On the ground floor is Cafe Football, a 185-seat restaurant that’s open to all and has a menu overseen by two-Michelin-star chef Michael Wignall. The focus is on comfort food with footie-related names: The Special One burger, Overhead Kick pizza, The Turf (chocolate, caramel and praline cake with a green topping and pitch markings in white icing). The restaurant comes with decent credentials: its London branch – in Stratford’s Westfield shopping centre – earned a bold review from Observer food critic Jay Rayner.

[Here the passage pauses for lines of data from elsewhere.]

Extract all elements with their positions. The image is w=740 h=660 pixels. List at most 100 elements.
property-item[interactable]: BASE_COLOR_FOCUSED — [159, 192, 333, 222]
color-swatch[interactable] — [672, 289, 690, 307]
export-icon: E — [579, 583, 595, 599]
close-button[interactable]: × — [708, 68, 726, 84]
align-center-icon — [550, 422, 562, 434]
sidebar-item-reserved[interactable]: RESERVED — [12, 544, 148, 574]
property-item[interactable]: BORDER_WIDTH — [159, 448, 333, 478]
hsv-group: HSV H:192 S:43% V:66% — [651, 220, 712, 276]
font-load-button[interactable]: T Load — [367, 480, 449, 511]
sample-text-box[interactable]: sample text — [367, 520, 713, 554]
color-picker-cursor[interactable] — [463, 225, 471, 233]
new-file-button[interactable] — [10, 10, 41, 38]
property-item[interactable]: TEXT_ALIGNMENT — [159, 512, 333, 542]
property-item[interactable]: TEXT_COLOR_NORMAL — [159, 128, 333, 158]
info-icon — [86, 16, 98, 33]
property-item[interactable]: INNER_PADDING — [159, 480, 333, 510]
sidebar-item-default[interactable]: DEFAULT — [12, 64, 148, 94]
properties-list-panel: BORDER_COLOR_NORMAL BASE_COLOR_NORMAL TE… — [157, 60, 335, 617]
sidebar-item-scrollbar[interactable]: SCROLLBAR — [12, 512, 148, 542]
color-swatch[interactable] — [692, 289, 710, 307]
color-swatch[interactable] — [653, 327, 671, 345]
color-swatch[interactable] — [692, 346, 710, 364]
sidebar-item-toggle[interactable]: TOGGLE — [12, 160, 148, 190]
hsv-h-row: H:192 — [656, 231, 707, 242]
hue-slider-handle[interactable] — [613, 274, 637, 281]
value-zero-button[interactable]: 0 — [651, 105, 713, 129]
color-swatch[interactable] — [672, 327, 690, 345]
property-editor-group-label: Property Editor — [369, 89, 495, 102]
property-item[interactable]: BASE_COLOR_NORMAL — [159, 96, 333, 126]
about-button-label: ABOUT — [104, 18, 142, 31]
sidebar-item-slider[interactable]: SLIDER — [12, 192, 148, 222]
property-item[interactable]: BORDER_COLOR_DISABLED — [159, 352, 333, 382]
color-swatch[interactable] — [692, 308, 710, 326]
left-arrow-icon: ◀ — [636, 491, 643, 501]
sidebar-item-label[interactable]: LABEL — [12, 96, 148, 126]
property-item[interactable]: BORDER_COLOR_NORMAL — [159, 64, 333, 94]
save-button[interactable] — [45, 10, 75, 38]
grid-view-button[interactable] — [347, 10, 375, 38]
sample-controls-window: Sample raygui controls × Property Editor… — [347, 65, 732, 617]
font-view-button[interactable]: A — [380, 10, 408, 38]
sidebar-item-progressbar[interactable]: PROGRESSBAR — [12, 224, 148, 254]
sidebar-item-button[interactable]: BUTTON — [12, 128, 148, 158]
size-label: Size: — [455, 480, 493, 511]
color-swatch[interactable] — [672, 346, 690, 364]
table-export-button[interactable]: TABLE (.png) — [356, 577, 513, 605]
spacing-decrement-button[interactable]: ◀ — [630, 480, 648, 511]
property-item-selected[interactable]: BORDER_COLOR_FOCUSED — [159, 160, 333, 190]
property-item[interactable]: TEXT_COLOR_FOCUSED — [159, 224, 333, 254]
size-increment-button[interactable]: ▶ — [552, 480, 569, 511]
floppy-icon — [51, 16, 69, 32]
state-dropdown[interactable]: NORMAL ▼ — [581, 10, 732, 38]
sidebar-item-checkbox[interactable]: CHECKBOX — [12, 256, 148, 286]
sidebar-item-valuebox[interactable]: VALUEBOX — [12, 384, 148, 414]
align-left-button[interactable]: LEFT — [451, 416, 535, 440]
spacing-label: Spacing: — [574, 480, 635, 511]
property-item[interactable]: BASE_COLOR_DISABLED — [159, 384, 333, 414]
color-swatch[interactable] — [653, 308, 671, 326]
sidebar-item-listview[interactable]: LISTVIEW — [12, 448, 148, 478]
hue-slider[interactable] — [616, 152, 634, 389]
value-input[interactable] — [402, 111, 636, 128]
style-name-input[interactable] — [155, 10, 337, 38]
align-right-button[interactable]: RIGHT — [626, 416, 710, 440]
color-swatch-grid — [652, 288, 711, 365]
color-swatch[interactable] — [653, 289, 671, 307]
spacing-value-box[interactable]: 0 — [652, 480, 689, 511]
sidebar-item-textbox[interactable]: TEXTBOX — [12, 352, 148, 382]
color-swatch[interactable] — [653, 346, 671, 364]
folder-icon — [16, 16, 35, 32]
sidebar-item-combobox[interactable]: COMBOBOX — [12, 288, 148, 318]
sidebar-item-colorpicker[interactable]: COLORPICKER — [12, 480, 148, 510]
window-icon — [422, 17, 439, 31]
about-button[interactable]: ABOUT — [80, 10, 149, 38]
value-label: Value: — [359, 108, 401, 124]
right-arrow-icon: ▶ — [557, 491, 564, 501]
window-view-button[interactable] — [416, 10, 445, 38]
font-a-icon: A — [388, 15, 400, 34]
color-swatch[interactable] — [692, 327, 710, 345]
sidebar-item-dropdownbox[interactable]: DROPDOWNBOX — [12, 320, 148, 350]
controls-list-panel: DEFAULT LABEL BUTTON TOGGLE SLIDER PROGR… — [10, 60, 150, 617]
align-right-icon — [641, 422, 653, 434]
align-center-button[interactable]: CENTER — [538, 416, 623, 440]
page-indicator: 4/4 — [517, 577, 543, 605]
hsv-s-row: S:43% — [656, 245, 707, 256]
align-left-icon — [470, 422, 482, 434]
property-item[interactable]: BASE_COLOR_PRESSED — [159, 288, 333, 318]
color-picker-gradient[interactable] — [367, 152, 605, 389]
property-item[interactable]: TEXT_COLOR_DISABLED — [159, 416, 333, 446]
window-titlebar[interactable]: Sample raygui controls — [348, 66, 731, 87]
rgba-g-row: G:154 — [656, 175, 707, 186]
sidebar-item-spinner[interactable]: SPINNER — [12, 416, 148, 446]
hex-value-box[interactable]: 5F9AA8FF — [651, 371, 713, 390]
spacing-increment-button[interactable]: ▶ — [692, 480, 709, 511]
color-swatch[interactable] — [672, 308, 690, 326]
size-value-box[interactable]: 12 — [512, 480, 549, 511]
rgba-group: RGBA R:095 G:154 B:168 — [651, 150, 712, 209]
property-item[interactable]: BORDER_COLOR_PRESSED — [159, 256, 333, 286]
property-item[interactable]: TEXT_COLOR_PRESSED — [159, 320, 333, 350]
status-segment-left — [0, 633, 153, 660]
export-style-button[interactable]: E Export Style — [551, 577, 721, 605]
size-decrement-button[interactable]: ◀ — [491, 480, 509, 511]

I sample the Starting Eleven platter (a sharing plate of chicken wings, ribs, fish fingers and mini pies, £16.95), and follow it with The Boss burger (named for ex-manager Sir Alex Ferguson and consisting of dry-aged beef, Scotch bonnet chilli, pulled pork, lime aioli and Asian slaw, £13.95) with a portion of The Turf (£5.95) for pudding. My burger was bland but the chips were crisp and fluffy and the dessert was rich without being sickly.
Heaven, by the way, is the name of the hotel’s top floor. While also a gateway to some terrible puns, it’s where, on non-match days, you’ll find a bookable five-a-side astroturf pitch. On match days Heaven transforms into a bar and barbecue area (for £40, you get food and beer but not a match ticket) with views over Manchester and Salford and nearby attractions such as Media City, the Imperial War Museum North and the Lowry theatre and gallery.
Among the many positives in what will be, for most, a razzmatazzy kind of stay, are the genuinely friendly staff, a breakfast selection that’s cheery, robust and down to earth (the full breakfast is epic; my eggs Benedict was a perfectly portioned mix of sweet and savoury) and a supremely comfortable bed with pillows that don’t wilt overnight.
That said, the room’s colour scheme is corporate and bland, and while the whiteness of the bathroom’s separate bath and walk-in shower is meant to reference football changing rooms, the end result is a more budget-flavoured one. Still, the toiletries, designed in sport drinks-style packages boasting the class of ’92’s squad numbers, should raise a chuckle. There’ll probably be no complaint with Giggs’ No 11 representing body wash, but I’m not so sure about No 18 – Paul Scholes – as conditioner.
And, in a way, those last two points sum up the Hotel Football conundrum. Who will your guests be really? United supporters or fans of football.
It’s the cheeky references to former Manchester United players and the club’s history that provide the character. The hotel’s owners have ensured it is football focused not United themed and, with a maximum of 26 home match days in a season, maybe that makes sense. But surely it would be better to embrace the club’s image and history in a tongue-in-cheek way? How about a Sir Alex Ferguson hairdryer? Or a high-collared Eric Cantona robe? That would be wearing your colours with pride, but with humour, too.